Immunotherapy has revolutionized the treatment of multiple cancers and has already become a standard of care for some tumor types. However, a majority of patients do not benefit from current immunotherapeutics and many develop severe toxicities. Therefore, the identification of biomarkers to classify patients as likely responders or nonresponders to immunotherapy is a timely and of tremendous impact task. My hypothesis is that biomechanical aspects of the tumor microenvironment mediate resistance to immunotherapy. Specifically, many tumors stiffen as they grow and also, tumor growth within the host tissue generates mechanical forces, termed solid stress. Tumor stiffening and solid stress are distinct mechanical abnormalities that compress intratumoral blood vessels, causing hypo-perfusion and hypoxia. Systemic administration of immunotherapeutics requires a well-perfused vasculature, whereas hypo-perfusion and hypoxia promote immunosuppression, helping cancer cells to evade immune responses. The objective of the proposed research is the identification of novel Mechanical Biomarkers related to tumor stiffness, solid stress, perfusion and hypoxia for prediction of immunotherapy. Tumor-bearing mice will be developed and treated with immunotherapeutic drugs and clinically used methods will be combined with computational biomechanical modeling for measuring the Mechanical Biomarkers, making the research transferable to the clinic. The biomarkers will be benchmarked against tumor normalization strategies aiming to restore/normalize mechanical abnormalities and optimize immunotherapy. Finally, the clinical utility of the selected biomarkers will be evaluated in human tumors. Only few tumor-specific biomarkers are used in the clinic - based mainly on genomic analysis. This project is expected to lead to the first biomarkers for immunotherapy prediction exploiting tumor mechanics.
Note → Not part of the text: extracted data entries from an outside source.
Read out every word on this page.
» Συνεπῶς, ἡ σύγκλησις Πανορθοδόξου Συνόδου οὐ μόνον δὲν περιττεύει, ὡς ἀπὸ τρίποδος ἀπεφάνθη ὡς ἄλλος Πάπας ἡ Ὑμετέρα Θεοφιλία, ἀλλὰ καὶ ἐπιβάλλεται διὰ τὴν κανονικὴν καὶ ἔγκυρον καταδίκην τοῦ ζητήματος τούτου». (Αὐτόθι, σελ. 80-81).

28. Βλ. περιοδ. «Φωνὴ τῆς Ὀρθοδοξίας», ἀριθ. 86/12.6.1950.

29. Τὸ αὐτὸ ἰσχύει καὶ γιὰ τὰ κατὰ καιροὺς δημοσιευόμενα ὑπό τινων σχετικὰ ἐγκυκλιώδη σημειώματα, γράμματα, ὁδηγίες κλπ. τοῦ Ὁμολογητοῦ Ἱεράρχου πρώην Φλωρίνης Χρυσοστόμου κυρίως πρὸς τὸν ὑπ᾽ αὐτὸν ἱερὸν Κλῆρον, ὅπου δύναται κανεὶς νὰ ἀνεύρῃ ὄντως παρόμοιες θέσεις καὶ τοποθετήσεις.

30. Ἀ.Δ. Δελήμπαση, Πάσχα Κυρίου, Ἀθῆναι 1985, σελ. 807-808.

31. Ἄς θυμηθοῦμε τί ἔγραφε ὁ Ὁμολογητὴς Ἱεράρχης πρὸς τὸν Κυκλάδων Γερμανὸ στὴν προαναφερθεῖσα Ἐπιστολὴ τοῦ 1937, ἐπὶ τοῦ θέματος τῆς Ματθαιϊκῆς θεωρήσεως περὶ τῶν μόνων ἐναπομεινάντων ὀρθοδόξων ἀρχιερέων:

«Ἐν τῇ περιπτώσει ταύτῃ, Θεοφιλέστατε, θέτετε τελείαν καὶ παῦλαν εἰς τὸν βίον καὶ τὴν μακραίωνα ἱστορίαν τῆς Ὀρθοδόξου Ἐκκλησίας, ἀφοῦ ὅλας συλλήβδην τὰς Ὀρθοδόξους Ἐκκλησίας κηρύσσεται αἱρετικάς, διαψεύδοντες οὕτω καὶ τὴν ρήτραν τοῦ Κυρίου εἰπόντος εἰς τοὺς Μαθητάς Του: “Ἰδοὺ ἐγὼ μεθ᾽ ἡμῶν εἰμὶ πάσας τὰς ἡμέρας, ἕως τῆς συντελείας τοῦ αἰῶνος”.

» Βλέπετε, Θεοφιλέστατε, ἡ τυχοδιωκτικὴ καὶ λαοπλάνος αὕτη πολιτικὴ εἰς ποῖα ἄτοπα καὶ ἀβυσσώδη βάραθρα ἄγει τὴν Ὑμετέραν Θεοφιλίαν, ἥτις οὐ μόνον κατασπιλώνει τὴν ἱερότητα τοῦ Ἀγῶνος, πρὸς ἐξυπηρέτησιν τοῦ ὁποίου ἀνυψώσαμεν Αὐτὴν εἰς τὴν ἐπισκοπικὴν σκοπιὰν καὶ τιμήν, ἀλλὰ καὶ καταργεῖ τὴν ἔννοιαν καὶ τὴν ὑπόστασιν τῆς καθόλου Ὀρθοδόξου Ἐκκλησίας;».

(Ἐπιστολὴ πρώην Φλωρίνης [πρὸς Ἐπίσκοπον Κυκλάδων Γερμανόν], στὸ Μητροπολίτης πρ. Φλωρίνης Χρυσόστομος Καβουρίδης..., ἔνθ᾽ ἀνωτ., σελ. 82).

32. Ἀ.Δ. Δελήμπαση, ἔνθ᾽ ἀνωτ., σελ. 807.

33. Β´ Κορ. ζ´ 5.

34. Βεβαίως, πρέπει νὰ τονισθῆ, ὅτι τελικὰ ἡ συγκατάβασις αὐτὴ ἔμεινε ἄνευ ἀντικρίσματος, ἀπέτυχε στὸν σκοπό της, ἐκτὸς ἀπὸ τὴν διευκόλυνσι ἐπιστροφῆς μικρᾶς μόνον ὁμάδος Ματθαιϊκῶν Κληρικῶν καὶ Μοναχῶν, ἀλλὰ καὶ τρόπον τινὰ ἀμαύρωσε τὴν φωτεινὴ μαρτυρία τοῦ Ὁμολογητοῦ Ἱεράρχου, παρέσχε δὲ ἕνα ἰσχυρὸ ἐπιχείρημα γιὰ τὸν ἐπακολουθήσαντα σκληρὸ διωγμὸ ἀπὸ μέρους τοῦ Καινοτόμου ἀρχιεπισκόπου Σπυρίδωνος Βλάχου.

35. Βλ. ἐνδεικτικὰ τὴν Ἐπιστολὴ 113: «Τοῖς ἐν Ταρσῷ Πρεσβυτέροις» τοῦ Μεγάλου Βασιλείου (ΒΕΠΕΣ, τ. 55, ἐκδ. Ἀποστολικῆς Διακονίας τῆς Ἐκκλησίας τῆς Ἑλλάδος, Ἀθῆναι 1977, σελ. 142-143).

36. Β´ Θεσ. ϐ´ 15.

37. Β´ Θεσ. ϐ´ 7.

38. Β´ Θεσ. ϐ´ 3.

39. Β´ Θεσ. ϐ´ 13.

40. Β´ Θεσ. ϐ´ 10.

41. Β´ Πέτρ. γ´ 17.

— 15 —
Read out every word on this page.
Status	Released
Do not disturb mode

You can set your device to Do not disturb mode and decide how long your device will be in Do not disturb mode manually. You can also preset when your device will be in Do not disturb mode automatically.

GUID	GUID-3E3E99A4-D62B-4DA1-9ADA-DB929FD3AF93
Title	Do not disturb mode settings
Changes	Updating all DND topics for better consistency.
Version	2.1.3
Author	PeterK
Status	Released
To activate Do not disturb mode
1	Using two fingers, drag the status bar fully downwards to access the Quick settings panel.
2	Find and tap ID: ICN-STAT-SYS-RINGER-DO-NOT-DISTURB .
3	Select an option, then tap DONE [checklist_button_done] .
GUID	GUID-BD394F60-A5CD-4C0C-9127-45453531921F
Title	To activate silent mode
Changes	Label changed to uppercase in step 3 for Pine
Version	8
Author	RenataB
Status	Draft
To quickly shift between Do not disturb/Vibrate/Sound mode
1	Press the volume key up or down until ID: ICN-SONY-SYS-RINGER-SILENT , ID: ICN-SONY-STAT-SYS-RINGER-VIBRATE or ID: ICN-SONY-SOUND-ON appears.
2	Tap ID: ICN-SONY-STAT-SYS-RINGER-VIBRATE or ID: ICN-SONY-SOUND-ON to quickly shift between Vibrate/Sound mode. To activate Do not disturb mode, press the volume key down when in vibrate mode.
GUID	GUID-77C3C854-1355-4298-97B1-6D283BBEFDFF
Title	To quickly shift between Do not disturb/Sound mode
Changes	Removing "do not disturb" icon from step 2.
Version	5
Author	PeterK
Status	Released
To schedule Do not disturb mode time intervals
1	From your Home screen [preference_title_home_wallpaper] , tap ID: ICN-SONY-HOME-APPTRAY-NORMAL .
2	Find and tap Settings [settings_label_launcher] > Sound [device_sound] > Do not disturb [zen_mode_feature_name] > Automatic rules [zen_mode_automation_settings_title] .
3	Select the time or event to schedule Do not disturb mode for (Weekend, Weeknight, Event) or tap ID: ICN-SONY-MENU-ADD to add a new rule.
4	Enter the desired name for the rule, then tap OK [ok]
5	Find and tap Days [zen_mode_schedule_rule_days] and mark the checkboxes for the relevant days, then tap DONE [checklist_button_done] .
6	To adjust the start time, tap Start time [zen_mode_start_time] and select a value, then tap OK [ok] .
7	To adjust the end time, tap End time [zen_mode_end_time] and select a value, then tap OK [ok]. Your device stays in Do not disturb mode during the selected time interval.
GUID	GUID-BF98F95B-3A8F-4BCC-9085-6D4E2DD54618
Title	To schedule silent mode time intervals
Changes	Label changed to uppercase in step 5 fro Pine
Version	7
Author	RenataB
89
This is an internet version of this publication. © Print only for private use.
We have successfully repurposed approved antihistamine and anti-hypertensive drugs to reduce stiffness and improve perfusion in preclinical tumor models, which resulted in improved efficacy of immunotherapy. We have further verified the ability of ultrasound shear wave elastography and contrast-enhanced ultrasound, two clinically applied ultrasound methods in oncology, to monitor changes in tumor stiffness and perfusion during treatment. In addition, we have found that stiffness of the tumor and the degree of perfusion before the initiation of immunotherapy can act as markers for the prediction of the efficacy of immunotherapy.

We have provided the first evidence that biomarkers based on the mechanical properties of tumors (i.e. stiffness and perfusion) can be used for the prediction of cancer immunotherapy. We will work further within the project to solidify our findings and expand the research to additional tumor types.